Publié le 16 mars 2020 à 16:47

Anne Sylvestre: "Je suis plus à l’aise sur scène que dans la vie"

Anne Sylvestre.
L'invitée: Anne Sylvestre, la fabuleuse! Vertigo / 47 min. / le 11 mars 2020
A bientôt 86 ans, l’auteure-compositrice continue de monter sur scène et de faire des disques. Anne Sylvestre, féministe joyeuse, a toujours eu de l’avance sur son époque. En 1975 déjà, elle anticipait le mouvement #MeToo.

Jamais on n’imaginerait son âge, tant la voix est claire et l’esprit affûté: Anne Sylvestre, 85 ans, 60 ans de carrière, 400 chansons pour adultes, 18 albums pour enfants et toujours un trac monstrueux avant de monter sur scène. "La première fois, c’était en 1957, à la Colombe, j’ai cru mourir de trouille. Aujourd’hui, j’ai toujours la peur au ventre. Chanter, c’est se mettre à nu, offrir son âme, si les gens n’aiment pas, c’est une grande peine d’amour", dit-elle au micro de la RTS.

Pudique, Anne Sylvestre livre peu de sa vie privée. Pour savoir qui elle est, le mieux est peut-être de lire son unique livre, "Coquelicot", qui rassemble les mots qu’elle aime et dont elle raconte l’histoire en quelques pages. Entre "frangipane" et "marelle", "baldaquin" et "pavane", "s’esclaffer" à "capodastre", l’auteure-compositrice évoque des mots doux à son cœur, à son enfance et à ses souvenirs, esquissant ainsi une sorte d’autoportrait délicat et poétique.

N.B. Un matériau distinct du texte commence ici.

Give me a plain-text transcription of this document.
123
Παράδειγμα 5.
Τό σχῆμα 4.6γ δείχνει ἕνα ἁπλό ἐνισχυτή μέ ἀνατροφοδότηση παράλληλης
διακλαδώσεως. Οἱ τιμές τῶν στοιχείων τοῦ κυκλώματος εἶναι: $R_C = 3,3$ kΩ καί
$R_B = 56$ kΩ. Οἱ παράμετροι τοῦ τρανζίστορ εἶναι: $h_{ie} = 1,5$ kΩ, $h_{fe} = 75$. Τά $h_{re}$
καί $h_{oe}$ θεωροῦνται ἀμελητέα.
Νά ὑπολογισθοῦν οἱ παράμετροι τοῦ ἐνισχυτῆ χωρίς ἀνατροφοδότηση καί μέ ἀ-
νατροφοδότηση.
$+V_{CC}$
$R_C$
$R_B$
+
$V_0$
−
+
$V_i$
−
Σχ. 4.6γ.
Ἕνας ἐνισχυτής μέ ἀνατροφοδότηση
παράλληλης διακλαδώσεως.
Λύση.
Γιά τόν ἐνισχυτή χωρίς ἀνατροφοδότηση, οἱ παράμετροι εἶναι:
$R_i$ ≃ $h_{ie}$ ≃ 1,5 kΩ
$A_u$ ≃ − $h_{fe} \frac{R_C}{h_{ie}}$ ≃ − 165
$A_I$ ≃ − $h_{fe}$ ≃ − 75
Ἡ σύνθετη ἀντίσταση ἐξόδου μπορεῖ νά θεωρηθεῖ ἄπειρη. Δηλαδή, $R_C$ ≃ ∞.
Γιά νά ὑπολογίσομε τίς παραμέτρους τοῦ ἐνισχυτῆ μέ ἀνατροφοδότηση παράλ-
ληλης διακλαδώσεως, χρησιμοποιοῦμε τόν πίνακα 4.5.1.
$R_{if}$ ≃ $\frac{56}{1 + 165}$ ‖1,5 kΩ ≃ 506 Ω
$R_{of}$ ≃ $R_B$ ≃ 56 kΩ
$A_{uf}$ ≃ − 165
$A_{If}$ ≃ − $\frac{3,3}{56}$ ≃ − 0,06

J’ai un grand amour pour la langue, les dialectes et les patois, mais aussi pour des mots plus rares, en voie de disparition. Pour les sauver, je les mets dans mes chansons.

Anne Sylvestre

Féministe joyeuse

Alors parlons-en de ses chansons. Un thème parcourt son répertoire, l’histoire des femmes, leurs combats, leurs quotidiens, leurs intimités. Féministe joyeuse, Anne Sylvestre a souvent été en avance sur son temps en traitant de sujets de société, ignorés de la chanson française: l’homosexualité, le viol, l’écologie, l’amour de la nature, les questions de genre dans "Xavier" ou le harcèlement sexuel dans "Bergère" (1975), une comptine écrite bien avant #metoo, qui se rit des harceleurs et de leur pathétique vanité.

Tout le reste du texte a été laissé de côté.